Of course, the authors have to frame their arguments carefully. In World Soul, for example, Mikhail Emtsev and Eremei Parnov threaten the world with the "biotosis"—an experiment in a self-reproducing biological polymer that acquires a "consciousness" of its own and begins to bind all mankind into a collective, telepathic communion. Supposedly, this would be the physical expression of the ideas of communism. But no, the heroes of the novel argue with the proponents of such a viewpoint: men must choose to work together for the common good, not become mere cogs in a biological automaton. And they lead a struggle for people to learn to control their own wills and overcome the "biotosis."

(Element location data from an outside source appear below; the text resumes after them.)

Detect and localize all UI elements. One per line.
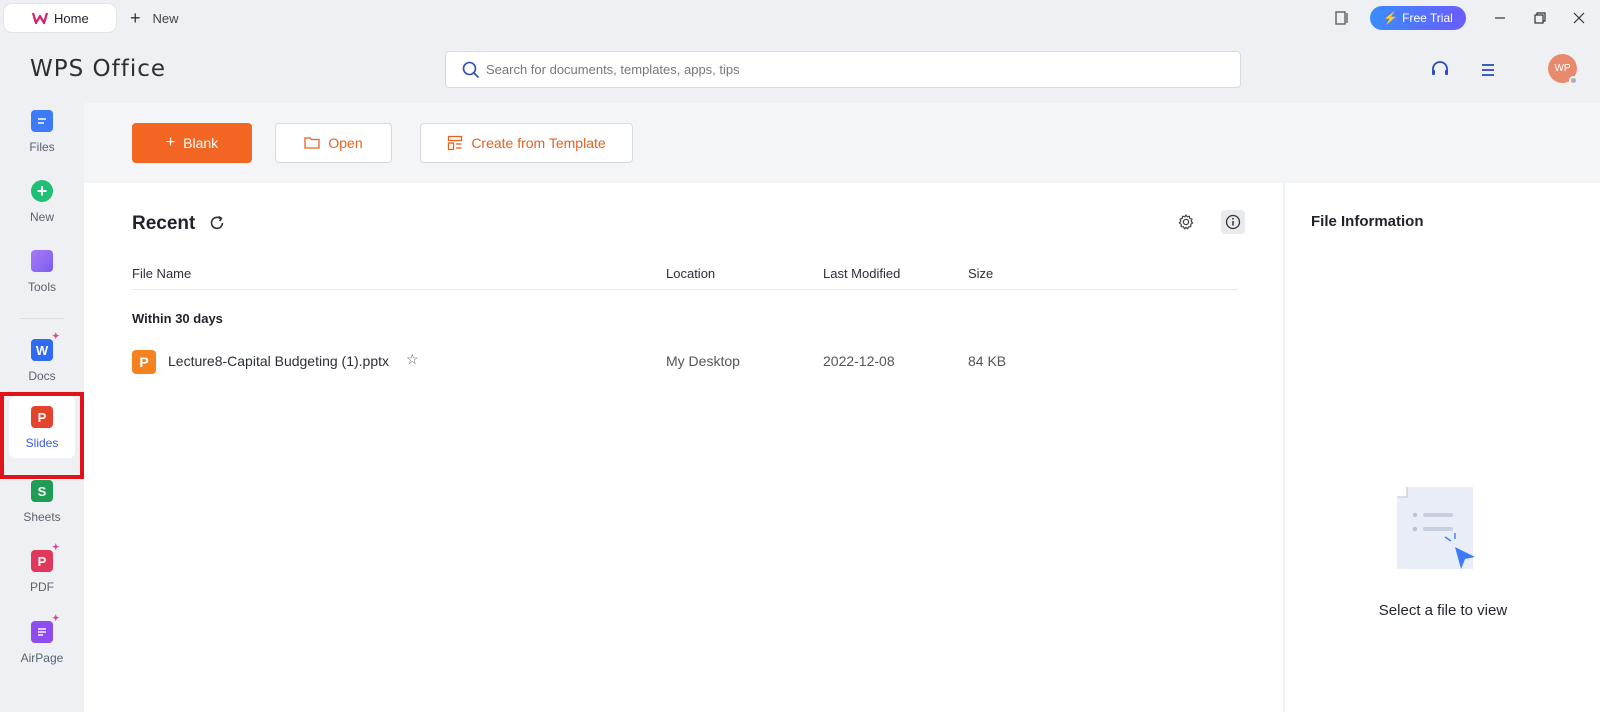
new-icon: +	[31, 180, 53, 202]
sparkle-icon: ✦	[52, 331, 60, 341]
minimize-icon	[1495, 17, 1505, 19]
open-button[interactable]: Open	[275, 123, 392, 163]
file-information-title: File Information	[1311, 213, 1424, 230]
sidebar-item-label: Sheets	[23, 510, 61, 524]
tab-home-label: Home	[54, 10, 89, 26]
file-size: 84 KB	[968, 353, 1007, 369]
empty-file-illustration-icon	[1397, 487, 1475, 569]
table-header: File Name Location Last Modified Size	[132, 266, 1238, 290]
sidebar-item-pdf[interactable]: P ✦ PDF	[9, 540, 75, 602]
wps-logo-icon	[32, 12, 48, 25]
sidebar-item-label: AirPage	[20, 651, 64, 665]
lightning-icon: ⚡	[1383, 11, 1399, 25]
column-file-name[interactable]: File Name	[132, 266, 191, 281]
group-label: Within 30 days	[132, 311, 223, 326]
sidebar-item-tools[interactable]: Tools	[9, 240, 75, 302]
info-toggle-button[interactable]	[1221, 210, 1245, 234]
sparkle-icon: ✦	[52, 613, 60, 623]
tab-new-label: New	[152, 10, 179, 26]
file-name[interactable]: Lecture8-Capital Budgeting (1).pptx	[168, 353, 389, 369]
template-icon	[448, 135, 463, 151]
tools-icon	[31, 250, 53, 272]
file-location: My Desktop	[666, 353, 740, 369]
gear-icon[interactable]	[1176, 212, 1196, 232]
files-icon	[31, 110, 53, 132]
file-information-panel: File Information Select a file to view	[1284, 183, 1600, 712]
minimize-button[interactable]	[1488, 6, 1512, 30]
blank-button[interactable]: + Blank	[132, 123, 252, 163]
restore-button[interactable]	[1528, 6, 1552, 30]
pdf-icon: P ✦	[31, 543, 60, 572]
refresh-icon[interactable]	[208, 214, 226, 232]
sidebar-item-airpage[interactable]: ✦ AirPage	[9, 611, 75, 673]
create-from-template-button[interactable]: Create from Template	[420, 123, 633, 163]
sidebar-item-new[interactable]: + New	[9, 170, 75, 232]
brand-logo: WPS Office	[30, 56, 167, 82]
sidebar-item-label: Files	[29, 140, 55, 154]
search-icon	[462, 61, 479, 78]
highlight-box	[0, 392, 84, 479]
sidebar-item-label: New	[29, 210, 54, 224]
recent-panel: Recent File Name Location Last Modified …	[84, 183, 1283, 712]
star-icon[interactable]: ☆	[406, 351, 419, 368]
sidebar-item-files[interactable]: Files	[9, 100, 75, 162]
empty-state-text: Select a file to view	[1378, 602, 1508, 619]
close-icon	[1573, 12, 1585, 24]
template-label: Create from Template	[471, 135, 606, 151]
search-input[interactable]	[486, 62, 1240, 77]
main-area: + Blank Open Create from Template Recent…	[84, 103, 1600, 712]
sidebar-item-label: Docs	[28, 369, 56, 383]
file-modified: 2022-12-08	[823, 353, 895, 369]
reading-mode-icon[interactable]	[1330, 6, 1354, 30]
sidebar-item-sheets[interactable]: S Sheets	[9, 470, 75, 532]
docs-icon: W ✦	[31, 332, 60, 361]
recent-title: Recent	[132, 213, 196, 234]
headset-support-icon[interactable]	[1430, 60, 1450, 80]
tab-home[interactable]: Home	[4, 4, 116, 32]
pptx-file-icon: P	[132, 350, 156, 374]
table-row[interactable]: P Lecture8-Capital Budgeting (1).pptx ☆ …	[132, 343, 1238, 379]
search-bar[interactable]	[445, 51, 1241, 88]
action-bar: + Blank Open Create from Template	[84, 103, 1600, 183]
avatar-status-dot	[1569, 76, 1578, 85]
sparkle-icon: ✦	[52, 542, 60, 552]
column-location[interactable]: Location	[666, 266, 715, 281]
column-last-modified[interactable]: Last Modified	[823, 266, 900, 281]
title-bar: Home + New ⚡ Free Trial	[0, 0, 1600, 36]
column-size[interactable]: Size	[968, 266, 993, 281]
open-label: Open	[328, 135, 363, 151]
menu-icon[interactable]	[1478, 60, 1498, 80]
free-trial-button[interactable]: ⚡ Free Trial	[1370, 6, 1466, 30]
close-button[interactable]	[1567, 6, 1591, 30]
sheets-icon: S	[31, 480, 53, 502]
airpage-icon: ✦	[31, 614, 60, 643]
sidebar-item-label: Tools	[27, 280, 56, 294]
sidebar-divider	[20, 318, 64, 319]
sidebar-item-label: PDF	[30, 580, 54, 594]
plus-icon: +	[130, 7, 141, 28]
restore-icon	[1534, 12, 1546, 24]
sidebar-item-docs[interactable]: W ✦ Docs	[9, 329, 75, 391]
folder-icon	[304, 137, 321, 149]
info-icon	[1225, 214, 1241, 230]
plus-icon: +	[165, 134, 176, 151]
tab-new[interactable]: + New	[130, 8, 179, 28]
free-trial-label: Free Trial	[1402, 11, 1453, 25]
blank-label: Blank	[183, 135, 219, 151]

Several novels by Arkady and Boris Strugatsky, including Prisoners of Power (originally titled Inhabited Island) are now available from Macmillan. Prisoners is perhaps the most significant, with its story of a precocious "superman" trying to influence events on a world that has gone through an atomic war and is ruled by a bureaucratic elite vaguely (and necessarily so!) resembling that of the Communist Party. It is the Strugatskys' best effort at world creation (the atmosphere is so dense that the horizon seems to curve up, and the natives believe they live on the inside of the only world that exists), and the plot is entertaining and adventurous, with a deliciously ironic twist at the end.

All these are but a few of the recent works that make science fiction worth reading now more than ever before. Science fiction today is a literature that is entertaining and exciting—and significant.

John J. Pierce recently finished a stint as editor of Galaxy magazine and is now assistant editor of a trade magazine in the food industry. For several years he contributed an sf column to REASON.